7.2 Observations by Nicholls et al (1998)

A review of cyclonic activity in Australia from 1969/70 to 1995/6 was given by

Nicholls et al (1998). A downward trend in the total number of tropical cyclones

observed in the Australian Region was observed. However, there was a slight

upward trend in the number of intense cyclones, defined as those with a central

pressure of 970hPa or less, as shown in Figure 7.1.

Nicholls et al noted that at least part of the downward trend in overall cyclone

numbers can be explained by changes in the way storms are classified as cyclones.

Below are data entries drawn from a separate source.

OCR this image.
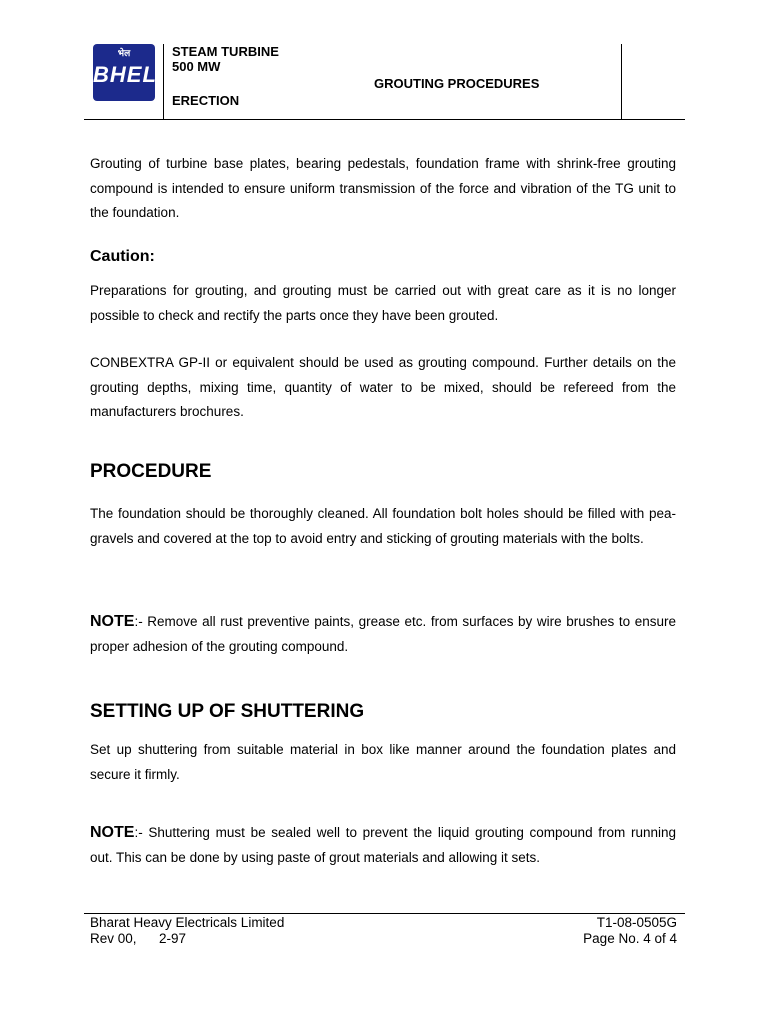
भेल
BHEL
STEAM TURBINE
500 MW
ERECTION
GROUTING PROCEDURES
Grouting of turbine base plates, bearing pedestals, foundation frame with shrink-free grouting compound is intended to ensure uniform transmission of the force and vibration of the TG unit to the foundation.
Caution:
Preparations for grouting, and grouting must be carried out with great care as it is no longer possible to check and rectify the parts once they have been grouted.
CONBEXTRA GP-II or equivalent should be used as grouting compound. Further details on the grouting depths, mixing time, quantity of water to be mixed, should be refereed from the manufacturers brochures.
PROCEDURE
The foundation should be thoroughly cleaned. All foundation bolt holes should be filled with pea-gravels and covered at the top to avoid entry and sticking of grouting materials with the bolts.
NOTE:- Remove all rust preventive paints, grease etc. from surfaces by wire brushes to ensure proper adhesion of the grouting compound.
SETTING UP OF SHUTTERING
Set up shuttering from suitable material in box like manner around the foundation plates and secure it firmly.
NOTE:- Shuttering must be sealed well to prevent the liquid grouting compound from running out. This can be done by using paste of grout materials and allowing it sets.
Bharat Heavy Electricals Limited
Rev 00,      2-97
T1-08-0505G
Page No. 4 of 4
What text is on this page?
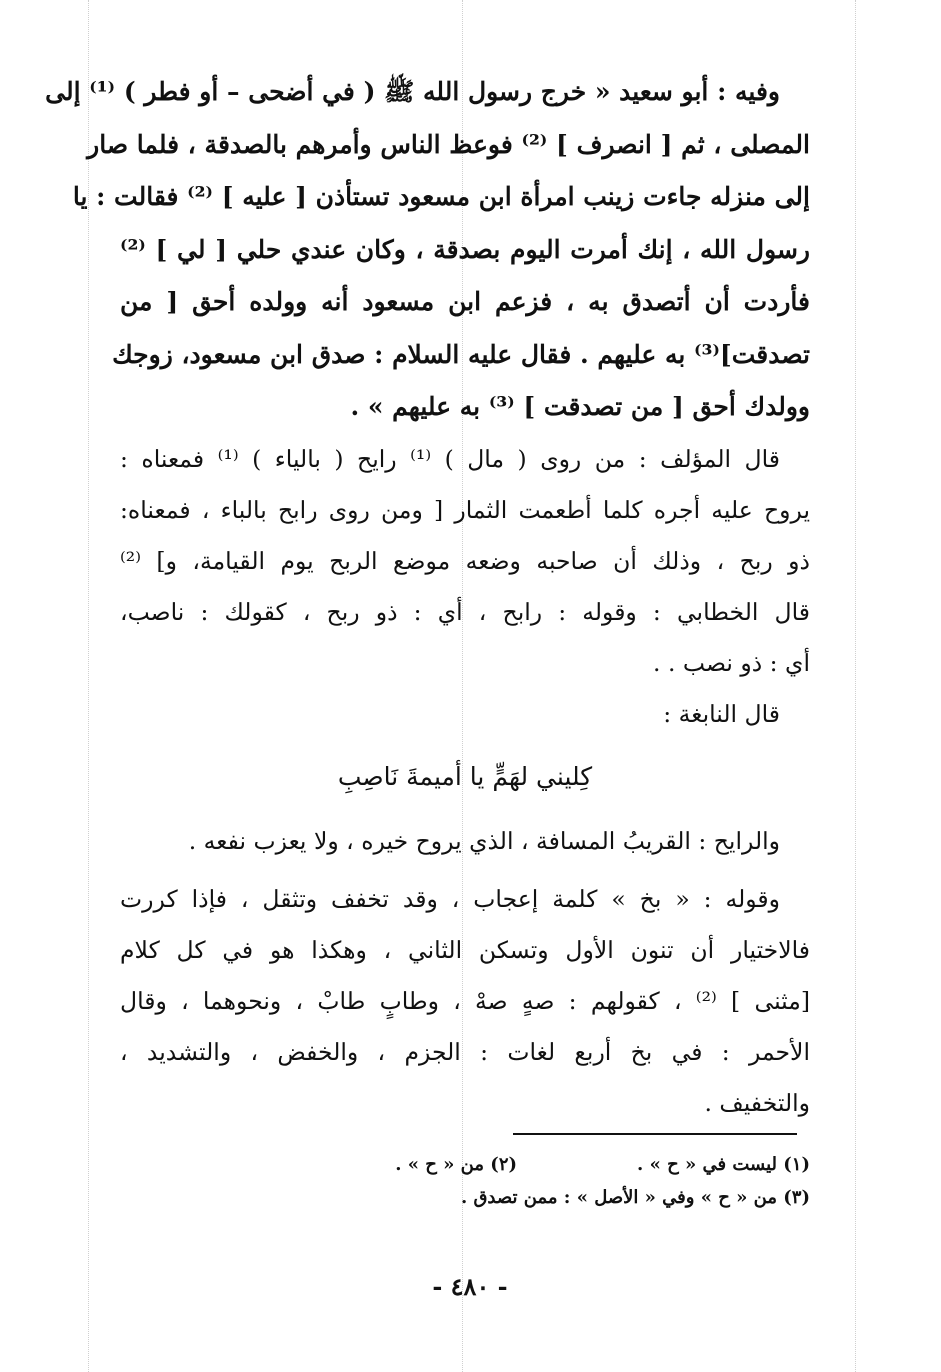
وفيه : أبو سعيد « خرج رسول الله ﷺ ( في أضحى – أو فطر ) ⁽¹⁾ إلى
المصلى ، ثم [ انصرف ] ⁽²⁾ فوعظ الناس وأمرهم بالصدقة ، فلما صار
إلى منزله جاءت زينب امرأة ابن مسعود تستأذن [ عليه ] ⁽²⁾ فقالت : يا
رسول الله ، إنك أمرت اليوم بصدقة ، وكان عندي حلي [ لي ] ⁽²⁾
فأردت أن أتصدق به ، فزعم ابن مسعود أنه وولده أحق [ من
تصدقت]⁽³⁾ به عليهم . فقال عليه السلام : صدق ابن مسعود، زوجك
وولدك أحق [ من تصدقت ] ⁽³⁾ به عليهم » .
قال المؤلف : من روى ( مال ) ⁽¹⁾ رايح ( بالياء ) ⁽¹⁾ فمعناه :
يروح عليه أجره كلما أطعمت الثمار [ ومن روى رابح بالباء ، فمعناه:
ذو ربح ، وذلك أن صاحبه وضعه موضع الربح يوم القيامة، و] ⁽²⁾
قال الخطابي : وقوله : رابح ، أي : ذو ربح ، كقولك : ناصب،
أي : ذو نصب . .
قال النابغة :
كِليني لهَمٍّ يا أميمةَ نَاصِبِ
والرايح : القريبُ المسافة ، الذي يروح خيره ، ولا يعزب نفعه .
وقوله : « بخ » كلمة إعجاب ، وقد تخفف وتثقل ، فإذا كررت
فالاختيار أن تنون الأول وتسكن الثاني ، وهكذا هو في كل كلام
[مثنى ] ⁽²⁾ ، كقولهم : صهٍ صهْ ، وطابٍ طابْ ، ونحوهما ، وقال
الأحمر : في بخ أربع لغات : الجزم ، والخفض ، والتشديد ،
والتخفيف .
(١) ليست في « ح » .(٢) من « ح » .
(٣) من « ح » وفي « الأصل » : ممن تصدق .
- ٤٨٠ -
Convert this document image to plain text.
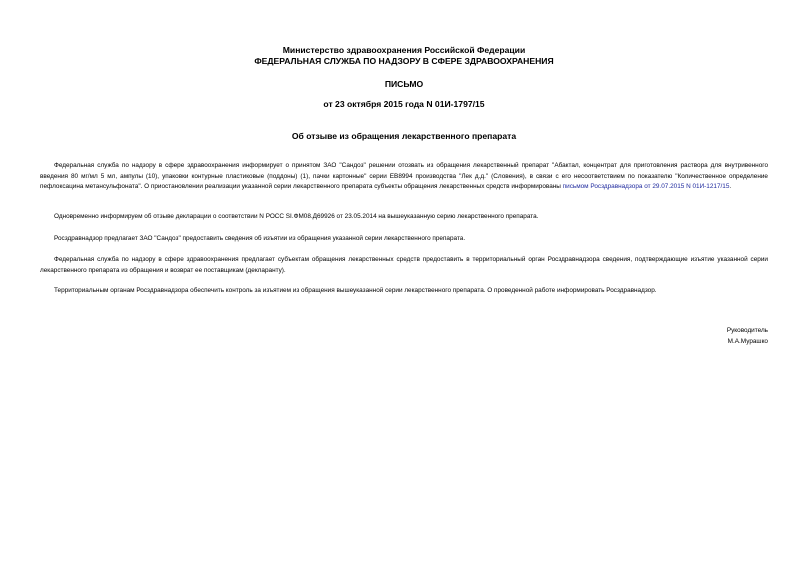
Министерство здравоохранения Российской Федерации
ФЕДЕРАЛЬНАЯ СЛУЖБА ПО НАДЗОРУ В СФЕРЕ ЗДРАВООХРАНЕНИЯ
ПИСЬМО
от 23 октября 2015 года N 01И-1797/15
Об отзыве из обращения лекарственного препарата
Федеральная служба по надзору в сфере здравоохранения информирует о принятом ЗАО "Сандоз" решении отозвать из обращения лекарственный препарат "Абактал, концентрат для приготовления раствора для внутривенного введения 80 мг/мл 5 мл, ампулы (10), упаковки контурные пластиковые (поддоны) (1), пачки картонные" серии EB8994 производства "Лек д.д." (Словения), в связи с его несоответствием по показателю "Количественное определение пефлоксацина метансульфоната". О приостановлении реализации указанной серии лекарственного препарата субъекты обращения лекарственных средств информированы письмом Росздравнадзора от 29.07.2015 N 01И-1217/15.
Одновременно информируем об отзыве декларации о соответствии N РОСС SI.ФМ08.Д69926 от 23.05.2014 на вышеуказанную серию лекарственного препарата.
Росздравнадзор предлагает ЗАО "Сандоз" предоставить сведения об изъятии из обращения указанной серии лекарственного препарата.
Федеральная служба по надзору в сфере здравоохранения предлагает субъектам обращения лекарственных средств предоставить в территориальный орган Росздравнадзора сведения, подтверждающие изъятие указанной серии лекарственного препарата из обращения и возврат ее поставщикам (декларанту).
Территориальным органам Росздравнадзора обеспечить контроль за изъятием из обращения вышеуказанной серии лекарственного препарата. О проведенной работе информировать Росздравнадзор.
Руководитель
М.А.Мурашко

For example Cyclone ‘Wanda’ in 1974 had a central pressure of 1000 hPa, and would

not have been classified as a cyclone in later years. This has an effect on the trend in

the number of cyclones with central pressures higher than 990hPa, but negligible

effect on stronger ones.

The downward trend in overall numbers was primarily explained by the negative

trend in the Southern Oscillation Index (SOI) – otherwise known as the El Nino

phenomenon – over the time period in question. The SOI is the difference in mean

sea level atmospheric pressure between Tahiti and Darwin, standardized to a mean of

zero and standard deviation of 10, and low values are associated with droughts in

Australia, as well as fewer tropical cyclones. No explanation was given for the

increase in more intense cyclones, although this trend is also predicted by climate

models for the east coast of Australia as a consequence of increasing greenhouse gas

concentrations (see Section 8.4).

Figure 7.1 Trend in number of cyclones with central pressures of 970 hPa or less in

the Australian Region during 1969-96 (from Nicholls et al, 1998).